Neighbors Marge and Charlie (Rayanne Gonzales and Christopher Bloch) represent the nice folks in the caring rural community that the play works to construct. If not Iowa stubborn, they are at least Iowa nosy when a tall, handsome, romance novel–worthy stranger parks his truck at Francesca’s place with the rest of her family out of town at the State Fair.
Playwright Marsha Norman, who wrote the book, is experienced in writing about depression. Archie Craven, the adult lead in The Secret Garden, is in the midst of a deep 10-year depression following the death of his wife. Norman’s play ‘night, Mother, about a woman discussing her planned suicide with her mother, makes King Lear feel almost cheery by comparison. So it is not surprising that the depression, an emotional dulling, that Robert and Francesca feel but do not overtly express — perhaps even to themselves — is a prominent and effective feature of Norman’s writing for them.
What animates their relationship is what therapist Esther Perel — cited by director Ethan Heard in his post–opening night speech — calls “eroticism…not sex per se, but the qualities of vitality, curiosity, and spontaneity that make us feel alive.” Francesca and Robert have a moment to be truly seen, to be fully conscious for the first time in years.

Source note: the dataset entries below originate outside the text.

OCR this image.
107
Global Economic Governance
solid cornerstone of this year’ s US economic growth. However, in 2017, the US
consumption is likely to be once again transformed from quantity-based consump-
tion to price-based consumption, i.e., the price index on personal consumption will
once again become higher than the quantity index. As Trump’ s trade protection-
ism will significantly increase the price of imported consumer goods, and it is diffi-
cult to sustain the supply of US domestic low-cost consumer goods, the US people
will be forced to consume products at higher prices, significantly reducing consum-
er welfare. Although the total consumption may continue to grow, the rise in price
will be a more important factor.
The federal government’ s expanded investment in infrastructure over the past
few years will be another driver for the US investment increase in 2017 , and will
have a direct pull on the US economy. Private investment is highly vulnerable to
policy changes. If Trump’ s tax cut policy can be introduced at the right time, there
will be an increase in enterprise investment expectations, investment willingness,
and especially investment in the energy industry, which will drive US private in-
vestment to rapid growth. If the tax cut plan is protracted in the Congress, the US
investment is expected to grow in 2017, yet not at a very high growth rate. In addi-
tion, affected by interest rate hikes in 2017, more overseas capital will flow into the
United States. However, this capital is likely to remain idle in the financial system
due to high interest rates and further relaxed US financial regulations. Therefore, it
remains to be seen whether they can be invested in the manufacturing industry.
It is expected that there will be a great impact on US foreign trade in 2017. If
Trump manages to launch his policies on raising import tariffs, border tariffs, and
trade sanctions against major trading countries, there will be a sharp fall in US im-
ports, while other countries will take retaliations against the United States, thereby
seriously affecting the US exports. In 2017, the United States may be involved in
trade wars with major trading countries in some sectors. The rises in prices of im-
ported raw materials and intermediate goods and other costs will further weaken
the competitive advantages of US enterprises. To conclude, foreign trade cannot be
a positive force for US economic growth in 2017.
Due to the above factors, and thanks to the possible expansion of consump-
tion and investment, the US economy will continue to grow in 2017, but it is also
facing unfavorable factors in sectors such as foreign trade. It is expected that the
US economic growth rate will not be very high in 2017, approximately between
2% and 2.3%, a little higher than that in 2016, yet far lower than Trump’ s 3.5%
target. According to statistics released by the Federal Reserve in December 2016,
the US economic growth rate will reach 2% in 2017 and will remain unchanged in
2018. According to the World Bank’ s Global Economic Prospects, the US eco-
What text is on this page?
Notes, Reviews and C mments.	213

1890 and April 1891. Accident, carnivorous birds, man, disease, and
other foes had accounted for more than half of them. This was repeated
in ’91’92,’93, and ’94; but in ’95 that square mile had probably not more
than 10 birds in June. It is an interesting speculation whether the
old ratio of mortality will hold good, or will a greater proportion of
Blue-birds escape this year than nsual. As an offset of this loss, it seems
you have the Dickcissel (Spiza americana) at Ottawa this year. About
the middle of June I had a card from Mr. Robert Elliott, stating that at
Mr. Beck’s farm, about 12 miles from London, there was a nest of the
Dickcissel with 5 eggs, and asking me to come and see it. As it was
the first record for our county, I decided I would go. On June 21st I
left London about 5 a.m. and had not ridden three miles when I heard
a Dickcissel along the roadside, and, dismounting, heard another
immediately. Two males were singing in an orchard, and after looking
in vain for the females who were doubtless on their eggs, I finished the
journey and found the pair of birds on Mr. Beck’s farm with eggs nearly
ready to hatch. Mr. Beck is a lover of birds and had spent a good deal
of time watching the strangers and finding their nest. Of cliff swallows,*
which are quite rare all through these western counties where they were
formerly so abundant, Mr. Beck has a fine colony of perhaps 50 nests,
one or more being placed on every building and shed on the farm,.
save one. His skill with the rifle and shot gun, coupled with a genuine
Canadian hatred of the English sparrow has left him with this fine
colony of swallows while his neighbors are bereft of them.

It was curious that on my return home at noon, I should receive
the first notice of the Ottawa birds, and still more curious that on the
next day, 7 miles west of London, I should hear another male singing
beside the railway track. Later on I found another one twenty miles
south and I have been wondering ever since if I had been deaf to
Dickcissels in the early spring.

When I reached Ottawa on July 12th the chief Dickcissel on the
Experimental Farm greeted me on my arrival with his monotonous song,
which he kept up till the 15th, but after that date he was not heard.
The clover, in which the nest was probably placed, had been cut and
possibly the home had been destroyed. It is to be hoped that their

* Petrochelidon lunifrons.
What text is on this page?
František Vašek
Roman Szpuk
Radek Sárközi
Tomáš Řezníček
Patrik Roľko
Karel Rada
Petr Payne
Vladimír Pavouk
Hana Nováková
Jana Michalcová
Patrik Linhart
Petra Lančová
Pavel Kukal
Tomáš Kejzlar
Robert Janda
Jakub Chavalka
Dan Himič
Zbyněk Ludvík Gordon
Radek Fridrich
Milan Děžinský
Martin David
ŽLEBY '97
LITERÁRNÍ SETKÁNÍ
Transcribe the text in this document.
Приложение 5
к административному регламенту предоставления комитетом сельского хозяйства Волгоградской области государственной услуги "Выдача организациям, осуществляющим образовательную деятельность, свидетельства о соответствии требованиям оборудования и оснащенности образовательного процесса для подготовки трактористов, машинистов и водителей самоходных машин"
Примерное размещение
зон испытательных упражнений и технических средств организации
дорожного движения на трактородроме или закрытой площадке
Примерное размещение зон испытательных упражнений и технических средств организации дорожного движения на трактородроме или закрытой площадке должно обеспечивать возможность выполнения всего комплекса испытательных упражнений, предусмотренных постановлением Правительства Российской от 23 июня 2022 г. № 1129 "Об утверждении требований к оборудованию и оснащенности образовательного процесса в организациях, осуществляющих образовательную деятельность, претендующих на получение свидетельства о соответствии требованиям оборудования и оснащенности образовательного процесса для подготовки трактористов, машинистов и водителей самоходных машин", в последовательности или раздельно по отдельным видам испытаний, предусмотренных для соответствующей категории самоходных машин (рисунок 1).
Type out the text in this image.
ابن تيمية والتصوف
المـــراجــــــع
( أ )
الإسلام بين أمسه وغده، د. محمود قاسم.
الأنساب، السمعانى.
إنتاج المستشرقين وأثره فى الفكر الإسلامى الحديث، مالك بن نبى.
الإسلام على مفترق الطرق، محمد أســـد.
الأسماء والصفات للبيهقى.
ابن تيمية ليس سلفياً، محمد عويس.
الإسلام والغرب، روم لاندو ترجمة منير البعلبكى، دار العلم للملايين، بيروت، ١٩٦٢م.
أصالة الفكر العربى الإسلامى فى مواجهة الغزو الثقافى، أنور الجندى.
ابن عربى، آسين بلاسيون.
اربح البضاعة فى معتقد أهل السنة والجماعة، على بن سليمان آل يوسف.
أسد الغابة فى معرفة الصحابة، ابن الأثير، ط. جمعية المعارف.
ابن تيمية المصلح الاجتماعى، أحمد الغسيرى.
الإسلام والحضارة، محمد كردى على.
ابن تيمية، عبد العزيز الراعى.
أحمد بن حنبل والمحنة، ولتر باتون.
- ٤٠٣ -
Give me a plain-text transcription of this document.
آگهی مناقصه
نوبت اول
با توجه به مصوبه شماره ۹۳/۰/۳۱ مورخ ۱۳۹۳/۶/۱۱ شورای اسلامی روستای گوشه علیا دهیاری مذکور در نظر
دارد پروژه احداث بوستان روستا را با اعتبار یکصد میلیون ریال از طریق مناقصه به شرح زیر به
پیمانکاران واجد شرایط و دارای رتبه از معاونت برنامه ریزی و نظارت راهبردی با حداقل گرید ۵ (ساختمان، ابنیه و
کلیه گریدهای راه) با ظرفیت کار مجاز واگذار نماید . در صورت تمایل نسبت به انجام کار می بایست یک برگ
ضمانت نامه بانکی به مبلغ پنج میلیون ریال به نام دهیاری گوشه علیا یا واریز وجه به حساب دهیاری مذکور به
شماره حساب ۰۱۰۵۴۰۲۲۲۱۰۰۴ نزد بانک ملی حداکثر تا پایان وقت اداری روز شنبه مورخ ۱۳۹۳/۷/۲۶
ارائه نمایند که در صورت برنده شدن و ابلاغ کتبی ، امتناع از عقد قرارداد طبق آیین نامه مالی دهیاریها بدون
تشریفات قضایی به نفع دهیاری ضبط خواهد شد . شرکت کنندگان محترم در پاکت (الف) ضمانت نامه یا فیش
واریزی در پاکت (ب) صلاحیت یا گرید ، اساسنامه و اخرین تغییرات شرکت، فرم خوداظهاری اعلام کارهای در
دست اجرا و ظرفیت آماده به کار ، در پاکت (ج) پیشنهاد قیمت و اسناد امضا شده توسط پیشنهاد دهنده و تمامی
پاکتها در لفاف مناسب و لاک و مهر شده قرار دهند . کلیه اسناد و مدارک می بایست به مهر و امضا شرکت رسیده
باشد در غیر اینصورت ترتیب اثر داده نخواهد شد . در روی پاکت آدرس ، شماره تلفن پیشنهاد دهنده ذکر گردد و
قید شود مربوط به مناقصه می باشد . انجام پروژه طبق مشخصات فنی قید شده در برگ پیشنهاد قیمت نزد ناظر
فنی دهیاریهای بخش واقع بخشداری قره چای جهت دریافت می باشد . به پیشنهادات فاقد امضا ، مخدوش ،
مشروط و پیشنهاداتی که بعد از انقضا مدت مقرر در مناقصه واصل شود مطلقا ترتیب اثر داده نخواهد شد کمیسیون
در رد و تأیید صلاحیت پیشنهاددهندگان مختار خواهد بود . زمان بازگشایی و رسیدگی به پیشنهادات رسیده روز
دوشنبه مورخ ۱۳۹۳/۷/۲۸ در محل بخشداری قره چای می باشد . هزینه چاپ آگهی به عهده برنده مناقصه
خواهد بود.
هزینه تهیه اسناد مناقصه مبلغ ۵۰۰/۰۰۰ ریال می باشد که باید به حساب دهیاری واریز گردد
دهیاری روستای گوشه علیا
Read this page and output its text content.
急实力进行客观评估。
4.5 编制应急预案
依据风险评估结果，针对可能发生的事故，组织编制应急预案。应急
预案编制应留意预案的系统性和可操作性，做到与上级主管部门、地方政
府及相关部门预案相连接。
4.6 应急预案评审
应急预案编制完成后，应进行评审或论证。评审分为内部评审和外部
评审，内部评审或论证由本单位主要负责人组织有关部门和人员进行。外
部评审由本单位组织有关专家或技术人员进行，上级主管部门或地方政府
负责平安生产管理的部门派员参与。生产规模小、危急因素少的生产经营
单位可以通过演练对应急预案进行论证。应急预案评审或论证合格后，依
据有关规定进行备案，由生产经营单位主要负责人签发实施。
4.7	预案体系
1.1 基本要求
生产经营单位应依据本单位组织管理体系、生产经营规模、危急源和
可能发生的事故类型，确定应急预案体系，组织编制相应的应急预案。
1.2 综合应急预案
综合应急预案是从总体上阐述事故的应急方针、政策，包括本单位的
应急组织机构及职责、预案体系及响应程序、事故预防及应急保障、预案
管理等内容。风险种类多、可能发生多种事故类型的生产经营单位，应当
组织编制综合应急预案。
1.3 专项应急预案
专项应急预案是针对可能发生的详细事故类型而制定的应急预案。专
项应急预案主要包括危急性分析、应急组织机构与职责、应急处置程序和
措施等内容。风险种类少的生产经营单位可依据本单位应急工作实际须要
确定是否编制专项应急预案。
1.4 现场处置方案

It is consequently disappointing that their love scenes, delicately shaped by intimacy choreographer Chelsea Pace, feel so decorous, their erotic charge prettily represented but tamed.
The material for the supporting characters committed what I view as two theatrical sins. First, it contains more than an occasional whiff of condescension for the poor dullards, above all Bud, consigned to life in flyover country. Second — and this is a cardinal sin — it sentimentalizes death. Charlie and Bud have a sweet (and well-sung) post-mortem duet, “When I’m Gone,” atop a balcony one reaches by an almost literal stairway to heaven, while Robert eventually fades into the light at stage level. Oh death, where is thy sting in such a genteel formulation?
Lee Savage’s scenic design features barn-red, two-story structures bookending each end of the narrow rectangle of the main playing area. Lining the rectangle are several movable benches, which turn to represent vehicles and other objects at various points. A heavy latticework of beams above the stage suggests the eponymous bridges. A highlight of the set is a beautifully detailed period kitchen that slides out of one of the houses. Attention to detail matters in any production, and the Falstaff beer and aluminum ice cube trays (the kind with a handle to dislodge the cubes) were a delight to the eye.
The singers are well accompanied by the orchestra, conducted from the keyboard by William Yanesh, featuring fine solo moments for cellist Amy Stennett and violinist Madalyn Navis, and providing a full, rich soundscape for the production.
The reference above to Robert and Francesca’s “brief encounter” is intentional; the storyline of The Bridges of Madison County closely tracks that of Brief Encounter, the famous four-hanky 1945 David Lean/Noel Coward film: Two people meet by chance, feel a compelling erotic attraction, but must choose between following their bliss or hewing to the structure that has heretofore organized their lives. Whether in London or Iowa, are we to believe that a single moment of illumination, foregone, truly sustains one’s spirit through decades to come?
Running Time: Approximately two hours and 45 minutes, including one 15-minute intermission.
Recommended for ages 17 and up.
The program for The Bridges of Madison County is online here.
Closed captions are available via the GalaPro app.
COVID Safety: Use of masks is optional at all performances except August 20 at 2:00 pm and matinee and September 12 at 7:30 pm when masks are required.